Mustard plants in Israel Palestine are useful shrubs, growing 2-6 feet tall. But they were not cultivated as they are now. They grew wild along the shores of Galilee. And if they got into your garden, watch out. Like mint. Like mint a little mustard plant is a good thing, but like mint if it isn’t contained or managed it will take over the whole garden.

Here in the parable it has grown completely out of control. It has become a shrub. And so big that birds can nest in its branches. The people of Galilee hearing this wouldn’t think this was a miracle. They would think, oh my goodness it is going to take over.

Is this a good thing?
That the kingdom of heaven would get this out of control that it will take over the garden?

I love growing lemon balm in my garden. I love to use it in lemonade and ice tea. I love using it to garnish platters of fruit and vegetables. I even love weeding and pulling it out because it smells so good and the fragrance stays on my hands and gloves. But I have lemon balm growing in places I really don’t want it to grow. Once it gets established it is hard to control.

Is this a good thing?
That the kingdom of heaven would get this out of control that it will take over the garden?

Do you see what Jesus is doing here? He is painting a picture of the possibilities of the kingdom of God and he is making the authorities very, very nervous. They want to grow their own view of the world. A world that looks more like a cultivated garden with everything in rows, the riff raff weeded out, the people who don’t fit into their idea of a good harvest gone, wiped off the face of the earth. They want a kingdom that is centered on their understanding of what is holy and right. Where women are hanged or stoned or denied safety for not conforming to their ideals of what is holy and right. Where children are sold into slavery to keep their economy working. Where men and women with college degrees can’t get fulfilling jobs that honor their talents and abilities. They want a kingdom that keeps people subservient and needy on the system. Where those in power hold the majority of the assets and the rest must line up in straight neat rows in order to have any kind of worth in their society.
They want a society that is based on fear and despair.

So I ask again: Is this a good thing?
That the kingdom of heaven would get this out of control that it will take over the garden?
That the rows are no longer neat and tidy.
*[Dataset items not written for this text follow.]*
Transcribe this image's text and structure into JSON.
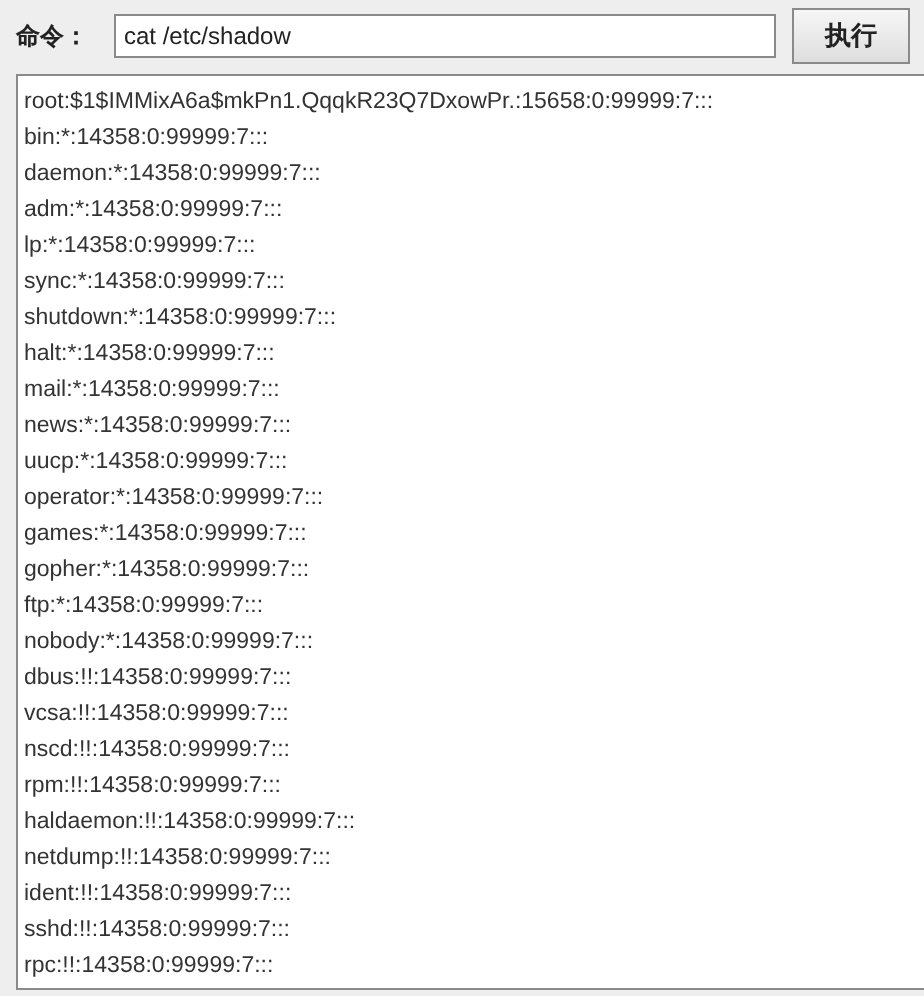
{
  "command": {
    "label": "命令：",
    "value": "cat /etc/shadow"
  },
  "run_button": "执行",
  "output_lines": [
    "root:$1$IMMixA6a$mkPn1.QqqkR23Q7DxowPr.:15658:0:99999:7:::",
    "bin:*:14358:0:99999:7:::",
    "daemon:*:14358:0:99999:7:::",
    "adm:*:14358:0:99999:7:::",
    "lp:*:14358:0:99999:7:::",
    "sync:*:14358:0:99999:7:::",
    "shutdown:*:14358:0:99999:7:::",
    "halt:*:14358:0:99999:7:::",
    "mail:*:14358:0:99999:7:::",
    "news:*:14358:0:99999:7:::",
    "uucp:*:14358:0:99999:7:::",
    "operator:*:14358:0:99999:7:::",
    "games:*:14358:0:99999:7:::",
    "gopher:*:14358:0:99999:7:::",
    "ftp:*:14358:0:99999:7:::",
    "nobody:*:14358:0:99999:7:::",
    "dbus:!!:14358:0:99999:7:::",
    "vcsa:!!:14358:0:99999:7:::",
    "nscd:!!:14358:0:99999:7:::",
    "rpm:!!:14358:0:99999:7:::",
    "haldaemon:!!:14358:0:99999:7:::",
    "netdump:!!:14358:0:99999:7:::",
    "ident:!!:14358:0:99999:7:::",
    "sshd:!!:14358:0:99999:7:::",
    "rpc:!!:14358:0:99999:7:::"
  ]
}
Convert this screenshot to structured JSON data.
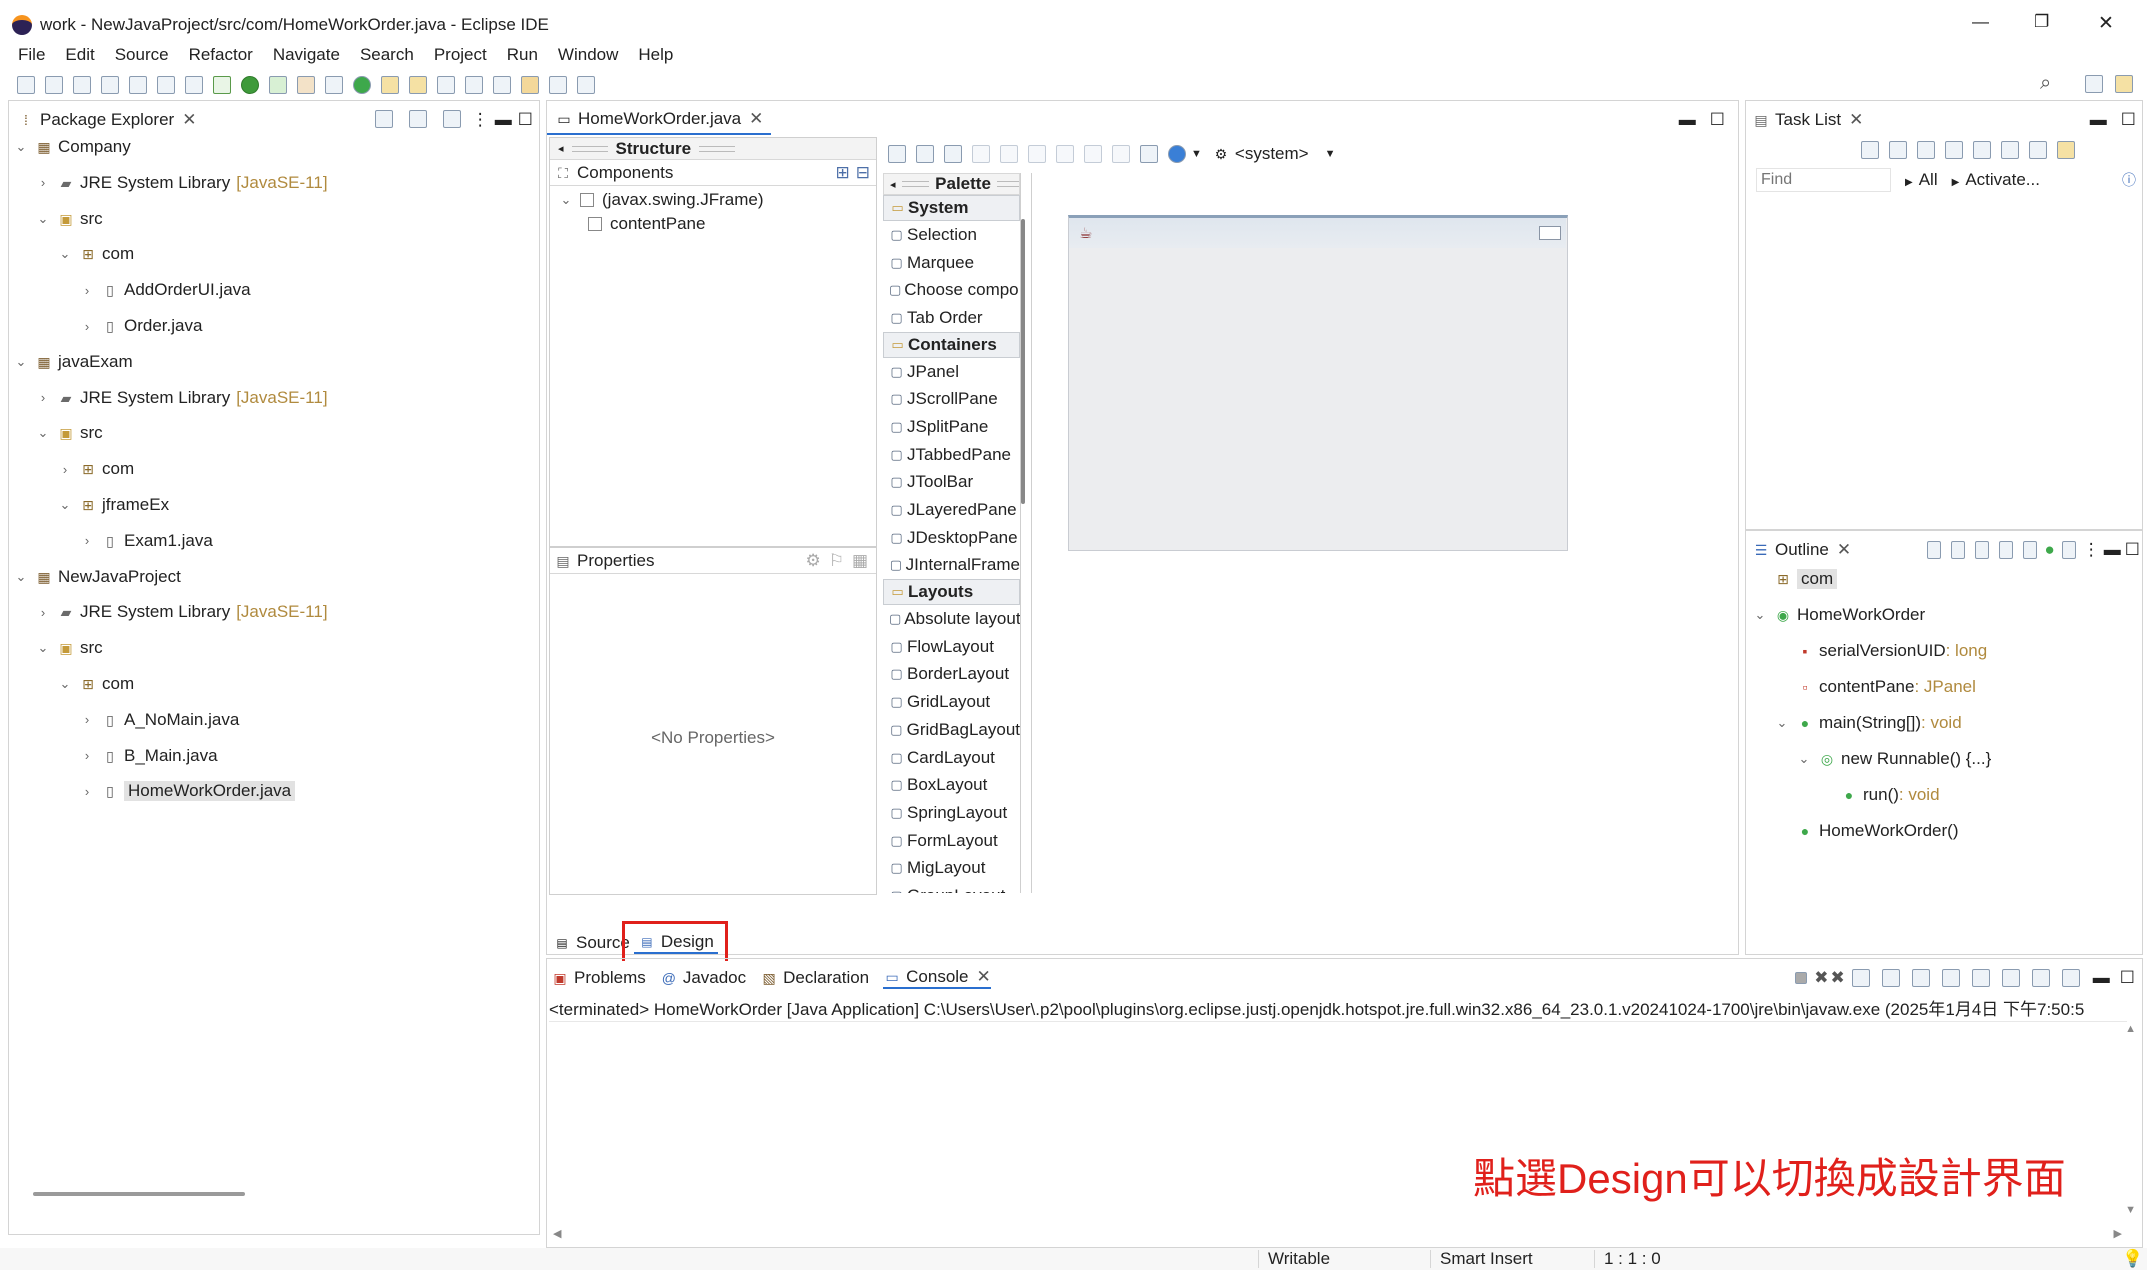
{
  "window": {
    "title": "work - NewJavaProject/src/com/HomeWorkOrder.java - Eclipse IDE",
    "controls": {
      "minimize": "—",
      "restore": "❐",
      "close": "✕"
    }
  },
  "menu": [
    "File",
    "Edit",
    "Source",
    "Refactor",
    "Navigate",
    "Search",
    "Project",
    "Run",
    "Window",
    "Help"
  ],
  "package_explorer": {
    "title": "Package Explorer",
    "tree": [
      {
        "label": "Company",
        "extra": "",
        "depth": 0,
        "chev": "v",
        "icon": "project-icon"
      },
      {
        "label": "JRE System Library",
        "extra": "[JavaSE-11]",
        "depth": 1,
        "chev": ">",
        "icon": "library-icon"
      },
      {
        "label": "src",
        "extra": "",
        "depth": 1,
        "chev": "v",
        "icon": "source-folder-icon"
      },
      {
        "label": "com",
        "extra": "",
        "depth": 2,
        "chev": "v",
        "icon": "package-icon"
      },
      {
        "label": "AddOrderUI.java",
        "extra": "",
        "depth": 3,
        "chev": ">",
        "icon": "java-file-icon"
      },
      {
        "label": "Order.java",
        "extra": "",
        "depth": 3,
        "chev": ">",
        "icon": "java-file-icon"
      },
      {
        "label": "javaExam",
        "extra": "",
        "depth": 0,
        "chev": "v",
        "icon": "project-icon"
      },
      {
        "label": "JRE System Library",
        "extra": "[JavaSE-11]",
        "depth": 1,
        "chev": ">",
        "icon": "library-icon"
      },
      {
        "label": "src",
        "extra": "",
        "depth": 1,
        "chev": "v",
        "icon": "source-folder-icon"
      },
      {
        "label": "com",
        "extra": "",
        "depth": 2,
        "chev": ">",
        "icon": "package-icon"
      },
      {
        "label": "jframeEx",
        "extra": "",
        "depth": 2,
        "chev": "v",
        "icon": "package-icon"
      },
      {
        "label": "Exam1.java",
        "extra": "",
        "depth": 3,
        "chev": ">",
        "icon": "java-file-icon"
      },
      {
        "label": "NewJavaProject",
        "extra": "",
        "depth": 0,
        "chev": "v",
        "icon": "project-icon"
      },
      {
        "label": "JRE System Library",
        "extra": "[JavaSE-11]",
        "depth": 1,
        "chev": ">",
        "icon": "library-icon"
      },
      {
        "label": "src",
        "extra": "",
        "depth": 1,
        "chev": "v",
        "icon": "source-folder-icon"
      },
      {
        "label": "com",
        "extra": "",
        "depth": 2,
        "chev": "v",
        "icon": "package-icon"
      },
      {
        "label": "A_NoMain.java",
        "extra": "",
        "depth": 3,
        "chev": ">",
        "icon": "java-file-icon"
      },
      {
        "label": "B_Main.java",
        "extra": "",
        "depth": 3,
        "chev": ">",
        "icon": "java-file-icon"
      },
      {
        "label": "HomeWorkOrder.java",
        "extra": "",
        "depth": 3,
        "chev": ">",
        "icon": "java-file-icon",
        "selected": true
      }
    ]
  },
  "editor": {
    "tab": "HomeWorkOrder.java",
    "structure_label": "Structure",
    "components_label": "Components",
    "components": [
      {
        "label": "(javax.swing.JFrame)",
        "depth": 0
      },
      {
        "label": "contentPane",
        "depth": 1
      }
    ],
    "properties_label": "Properties",
    "no_properties": "<No Properties>",
    "system_combo": "<system>",
    "palette_label": "Palette",
    "palette": [
      {
        "type": "cat",
        "label": "System"
      },
      {
        "type": "item",
        "label": "Selection",
        "icon": "cursor-icon"
      },
      {
        "type": "item",
        "label": "Marquee",
        "icon": "marquee-icon"
      },
      {
        "type": "item",
        "label": "Choose compo...",
        "icon": "choose-icon"
      },
      {
        "type": "item",
        "label": "Tab Order",
        "icon": "tab-order-icon"
      },
      {
        "type": "cat",
        "label": "Containers"
      },
      {
        "type": "item",
        "label": "JPanel",
        "icon": "jpanel-icon"
      },
      {
        "type": "item",
        "label": "JScrollPane",
        "icon": "jscrollpane-icon"
      },
      {
        "type": "item",
        "label": "JSplitPane",
        "icon": "jsplitpane-icon"
      },
      {
        "type": "item",
        "label": "JTabbedPane",
        "icon": "jtabbedpane-icon"
      },
      {
        "type": "item",
        "label": "JToolBar",
        "icon": "jtoolbar-icon"
      },
      {
        "type": "item",
        "label": "JLayeredPane",
        "icon": "jlayeredpane-icon"
      },
      {
        "type": "item",
        "label": "JDesktopPane",
        "icon": "jdesktoppane-icon"
      },
      {
        "type": "item",
        "label": "JInternalFrame",
        "icon": "jinternalframe-icon"
      },
      {
        "type": "cat",
        "label": "Layouts"
      },
      {
        "type": "item",
        "label": "Absolute layout",
        "icon": "absolute-layout-icon"
      },
      {
        "type": "item",
        "label": "FlowLayout",
        "icon": "flowlayout-icon"
      },
      {
        "type": "item",
        "label": "BorderLayout",
        "icon": "borderlayout-icon"
      },
      {
        "type": "item",
        "label": "GridLayout",
        "icon": "gridlayout-icon"
      },
      {
        "type": "item",
        "label": "GridBagLayout",
        "icon": "gridbaglayout-icon"
      },
      {
        "type": "item",
        "label": "CardLayout",
        "icon": "cardlayout-icon"
      },
      {
        "type": "item",
        "label": "BoxLayout",
        "icon": "boxlayout-icon"
      },
      {
        "type": "item",
        "label": "SpringLayout",
        "icon": "springlayout-icon"
      },
      {
        "type": "item",
        "label": "FormLayout",
        "icon": "formlayout-icon"
      },
      {
        "type": "item",
        "label": "MigLayout",
        "icon": "miglayout-icon"
      },
      {
        "type": "item",
        "label": "GroupLayout",
        "icon": "grouplayout-icon"
      }
    ],
    "bottom_tabs": {
      "source": "Source",
      "design": "Design"
    }
  },
  "task_list": {
    "title": "Task List",
    "find_placeholder": "Find",
    "all": "All",
    "activate": "Activate..."
  },
  "outline": {
    "title": "Outline",
    "items": [
      {
        "label": "com",
        "type": "",
        "depth": 0,
        "icon": "package-icon",
        "chev": ""
      },
      {
        "label": "HomeWorkOrder",
        "type": "",
        "depth": 0,
        "icon": "class-icon",
        "chev": "v"
      },
      {
        "label": "serialVersionUID",
        "type": " : long",
        "depth": 1,
        "icon": "field-icon",
        "chev": ""
      },
      {
        "label": "contentPane",
        "type": " : JPanel",
        "depth": 1,
        "icon": "private-field-icon",
        "chev": ""
      },
      {
        "label": "main(String[])",
        "type": " : void",
        "depth": 1,
        "icon": "method-icon",
        "chev": "v"
      },
      {
        "label": "new Runnable() {...}",
        "type": "",
        "depth": 2,
        "icon": "anonymous-class-icon",
        "chev": "v"
      },
      {
        "label": "run()",
        "type": " : void",
        "depth": 3,
        "icon": "method-icon",
        "chev": ""
      },
      {
        "label": "HomeWorkOrder()",
        "type": "",
        "depth": 1,
        "icon": "constructor-icon",
        "chev": ""
      }
    ]
  },
  "console": {
    "tabs": [
      "Problems",
      "Javadoc",
      "Declaration",
      "Console"
    ],
    "active_tab": "Console",
    "status_line": "<terminated> HomeWorkOrder [Java Application] C:\\Users\\User\\.p2\\pool\\plugins\\org.eclipse.justj.openjdk.hotspot.jre.full.win32.x86_64_23.0.1.v20241024-1700\\jre\\bin\\javaw.exe  (2025年1月4日 下午7:50:5"
  },
  "annotation": {
    "text": "點選Design可以切換成設計界面",
    "color": "#e0201b"
  },
  "status_bar": {
    "writable": "Writable",
    "insert_mode": "Smart Insert",
    "position": "1 : 1 : 0"
  },
  "colors": {
    "highlight_box": "#e0201b",
    "selection_bg": "#e2e2e2",
    "type_label": "#b08a3e"
  }
}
That weeds and wheat can grow together? That plants can grow in the rocky soil and among the thistles? That all that is strange and beautiful and useful and unique and ordinary and everyday can grow into lives that shelter birds and small things and those who have no home and those who need a safe place to call home.

Do you see why they had to crucify Jesus? Not just for our sin but because of our sin. The world Jesus was preaching was going to mess up the power authorities’ carefully cultivated society that put them in power and left others out. It scared them to death and so they had to kill the messenger. Jesus died because we want to live in a system of power rather than grace.

It is one thing to want your vegetable garden and cropland weed free and in neat rows. It is quite another to want your world to be so ordered and homogeneous that only your own kind flourish and are successful.
We all want to live in a world that is orderly and we try so hard to make our world so. We set up rules to let some in and keep others out. We open our doors only so far. We interpret scripture so that our viewpoint is supported. We get fearful when others grow more, prosper more, have more.


But God’s kingdom is not orderly, it is messy and full of strange and beautiful and ordinary and everyday people who are all God’s children. Who all have the potential to become exactly who God created them to be. When They believe and we believe that we are living in the kingdom of God.